I am far more comfortable seeing my vote as a way to get someone in office who will do the things I want done than as a declaration of my admiration for or approval of a politician. Even if I thought a third party candidate had a ideal platform that best represented my personal views, I'd be much more invested in keeping the candidate who clearly would do a great deal of damage out of office than I would be in electing someone of whom I consider myself a fan. There's no one running who has policies and positions that I agree with completely, but even if there was, if I didn't see any way that person could implement those policies, I'd choose to vote for someone who could get some part of the biggest issues addressed rather than risk allowing someone who would actively oppose many of those things to take office.

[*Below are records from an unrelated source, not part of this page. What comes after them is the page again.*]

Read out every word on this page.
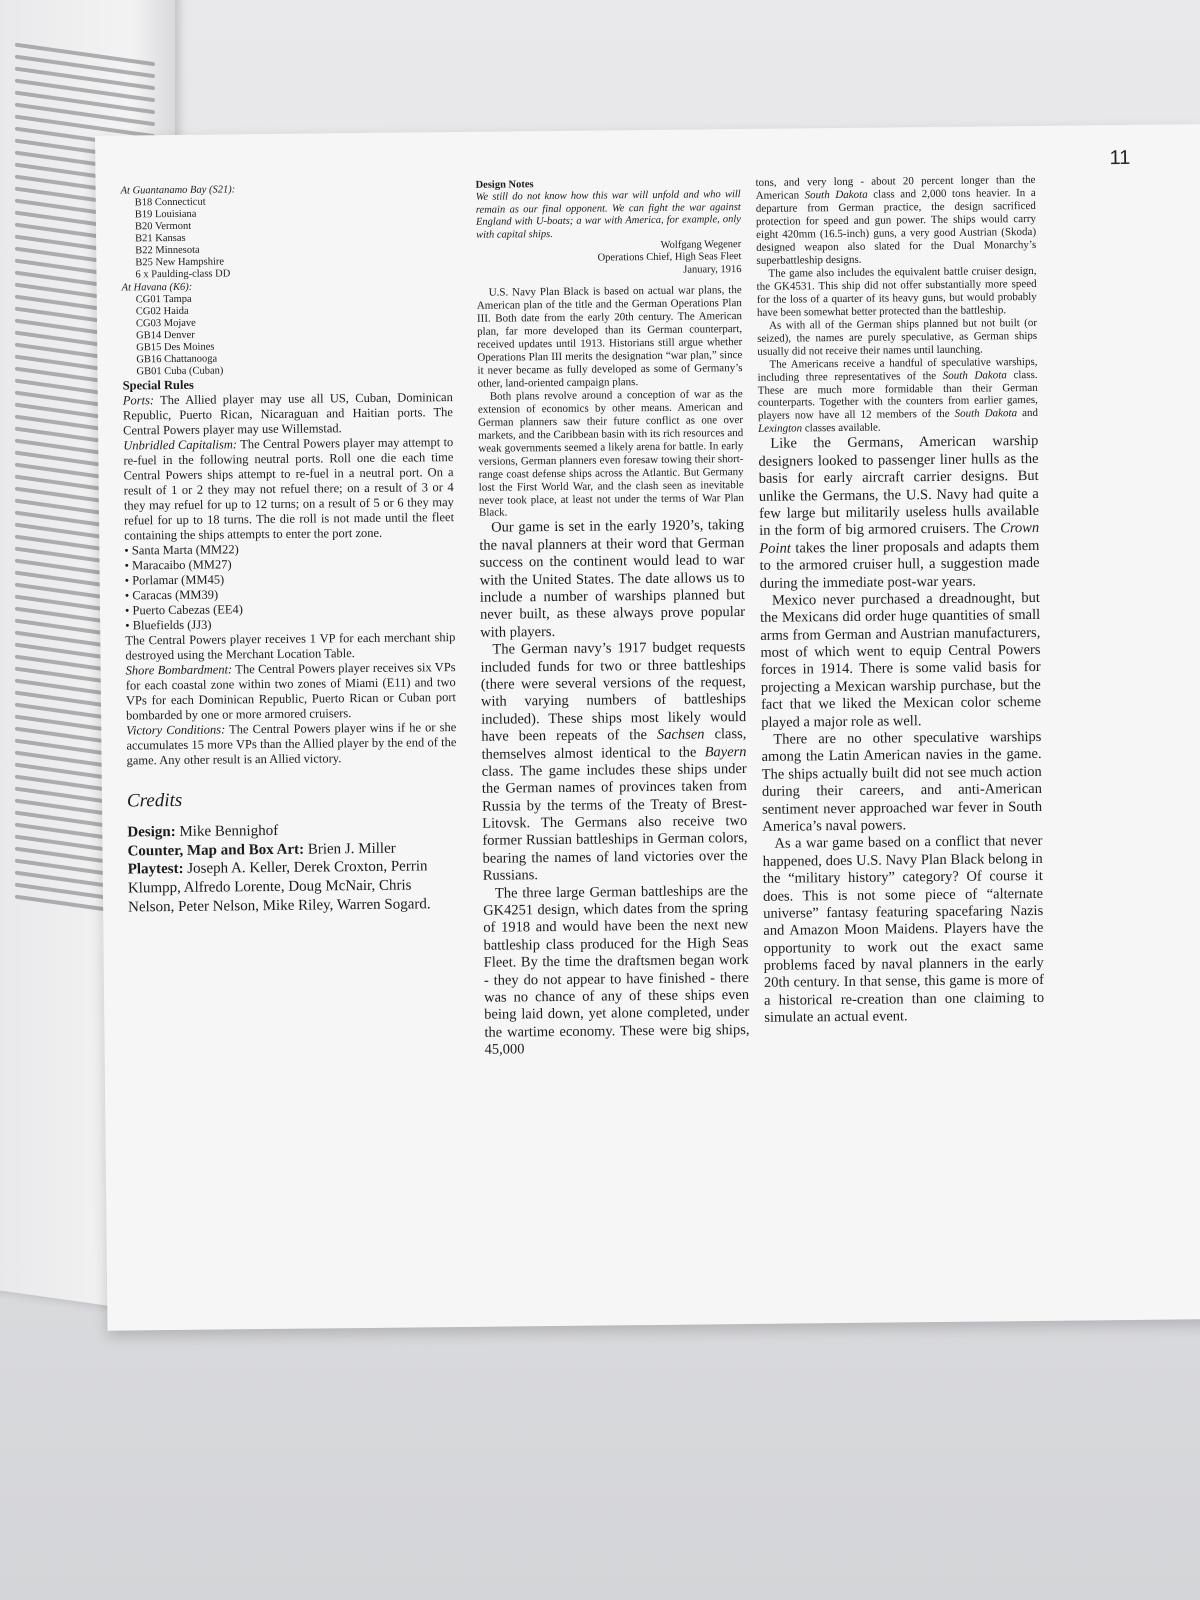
11

At Guantanamo Bay (S21):

B18 Connecticut
B19 Louisiana
B20 Vermont
B21 Kansas
B22 Minnesota
B25 New Hampshire
6 x Paulding-class DD

At Havana (K6):

CG01 Tampa
CG02 Haida
CG03 Mojave
GB14 Denver
GB15 Des Moines
GB16 Chattanooga
GB01 Cuba (Cuban)

Special Rules

Ports: The Allied player may use all US, Cuban, Dominican Republic, Puerto Rican, Nicaraguan and Haitian ports. The Central Powers player may use Willemstad.

Unbridled Capitalism: The Central Powers player may attempt to re-fuel in the following neutral ports. Roll one die each time Central Powers ships attempt to re-fuel in a neutral port. On a result of 1 or 2 they may not refuel there; on a result of 3 or 4 they may refuel for up to 12 turns; on a result of 5 or 6 they may refuel for up to 18 turns. The die roll is not made until the fleet containing the ships attempts to enter the port zone.

• Santa Marta (MM22)
• Maracaibo (MM27)
• Porlamar (MM45)
• Caracas (MM39)
• Puerto Cabezas (EE4)
• Bluefields (JJ3)

The Central Powers player receives 1 VP for each merchant ship destroyed using the Merchant Location Table.

Shore Bombardment: The Central Powers player receives six VPs for each coastal zone within two zones of Miami (E11) and two VPs for each Dominican Republic, Puerto Rican or Cuban port bombarded by one or more armored cruisers.

Victory Conditions: The Central Powers player wins if he or she accumulates 15 more VPs than the Allied player by the end of the game. Any other result is an Allied victory.

Credits

Design: Mike Bennighof

Counter, Map and Box Art: Brien J. Miller

Playtest: Joseph A. Keller, Derek Croxton, Perrin Klumpp, Alfredo Lorente, Doug McNair, Chris Nelson, Peter Nelson, Mike Riley, Warren Sogard.

Design Notes

We still do not know how this war will unfold and who will remain as our final opponent. We can fight the war against England with U-boats; a war with America, for example, only with capital ships.

Wolfgang Wegener
Operations Chief, High Seas Fleet
January, 1916

U.S. Navy Plan Black is based on actual war plans, the American plan of the title and the German Operations Plan III. Both date from the early 20th century. The American plan, far more developed than its German counterpart, received updates until 1913. Historians still argue whether Operations Plan III merits the designation “war plan,” since it never became as fully developed as some of Germany’s other, land-oriented campaign plans.

Both plans revolve around a conception of war as the extension of economics by other means. American and German planners saw their future conflict as one over markets, and the Caribbean basin with its rich resources and weak governments seemed a likely arena for battle. In early versions, German planners even foresaw towing their short-range coast defense ships across the Atlantic. But Germany lost the First World War, and the clash seen as inevitable never took place, at least not under the terms of War Plan Black.

Our game is set in the early 1920’s, taking the naval planners at their word that German success on the continent would lead to war with the United States. The date allows us to include a number of warships planned but never built, as these always prove popular with players.

The German navy’s 1917 budget requests included funds for two or three battleships (there were several versions of the request, with varying numbers of battleships included). These ships most likely would have been repeats of the Sachsen class, themselves almost identical to the Bayern class. The game includes these ships under the German names of provinces taken from Russia by the terms of the Treaty of Brest-Litovsk. The Germans also receive two former Russian battleships in German colors, bearing the names of land victories over the Russians.

The three large German battleships are the GK4251 design, which dates from the spring of 1918 and would have been the next new battleship class produced for the High Seas Fleet. By the time the draftsmen began work - they do not appear to have finished - there was no chance of any of these ships even being laid down, yet alone completed, under the wartime economy. These were big ships, 45,000

tons, and very long - about 20 percent longer than the American South Dakota class and 2,000 tons heavier. In a departure from German practice, the design sacrificed protection for speed and gun power. The ships would carry eight 420mm (16.5-inch) guns, a very good Austrian (Skoda) designed weapon also slated for the Dual Monarchy’s superbattleship designs.

The game also includes the equivalent battle cruiser design, the GK4531. This ship did not offer substantially more speed for the loss of a quarter of its heavy guns, but would probably have been somewhat better protected than the battleship.

As with all of the German ships planned but not built (or seized), the names are purely speculative, as German ships usually did not receive their names until launching.

The Americans receive a handful of speculative warships, including three representatives of the South Dakota class. These are much more formidable than their German counterparts. Together with the counters from earlier games, players now have all 12 members of the South Dakota and Lexington classes available.

Like the Germans, American warship designers looked to passenger liner hulls as the basis for early aircraft carrier designs. But unlike the Germans, the U.S. Navy had quite a few large but militarily useless hulls available in the form of big armored cruisers. The Crown Point takes the liner proposals and adapts them to the armored cruiser hull, a suggestion made during the immediate post-war years.

Mexico never purchased a dreadnought, but the Mexicans did order huge quantities of small arms from German and Austrian manufacturers, most of which went to equip Central Powers forces in 1914. There is some valid basis for projecting a Mexican warship purchase, but the fact that we liked the Mexican color scheme played a major role as well.

There are no other speculative warships among the Latin American navies in the game. The ships actually built did not see much action during their careers, and anti-American sentiment never approached war fever in South America’s naval powers.

As a war game based on a conflict that never happened, does U.S. Navy Plan Black belong in the “military history” category? Of course it does. This is not some piece of “alternate universe” fantasy featuring spacefaring Nazis and Amazon Moon Maidens. Players have the opportunity to work out the exact same problems faced by naval planners in the early 20th century. In that sense, this game is more of a historical re-creation than one claiming to simulate an actual event.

I've supported Hillary Clinton this entire election cycle, not because I find her personally more admirable nor her positions more desirable than those of Bernie Sanders, but because she's been the candidate with by far the most progressive policies that a president can implement even while facing an obstructionist Congress. I'm glad Sanders pushed her to the left on several issues, I'm sorry the Democratic Party itself is leaning toward the right on several issues, but neither of those comes close to being a reason to "make a statement" by voting Green and watching Donald Trump become president. I'm sure Jill Stein is a perfectly fine person, but I might as well write in my mother, who is also a perfectly fine person with no chance of winning. Using my vote to express my personal dissatisfaction rather than to elect someone who can accomplish what I consider important for all of us goes against my values far more than anything Clinton has ever said or done.

1 comment:

littlereview said...

Ask the people who are voting for him whether they know what he and the Libertarian Party stand for apart from legalizing all guns, marijuana, and whatever health care you personally can afford (keep abortion legal but no tax money should go to public health care or medicaid) -- and ask whether they're ready to pave their own roads. I don't worry much about the Libertarians because the pull more from the Republicans and Tea Party than from the Democrats, so they're biting into Trump more than Clinton, but if I thought he had a snowball's chance in hell of winning, I'd be ranting about it, believe me. Stein on the other hand is merely a loon -- believes in homeopathy, anti-vaxxer (reformed now that she's running for president and doesn't want to be embarrassed by her position), NOT Sanders' logical heir on a whole host of issues.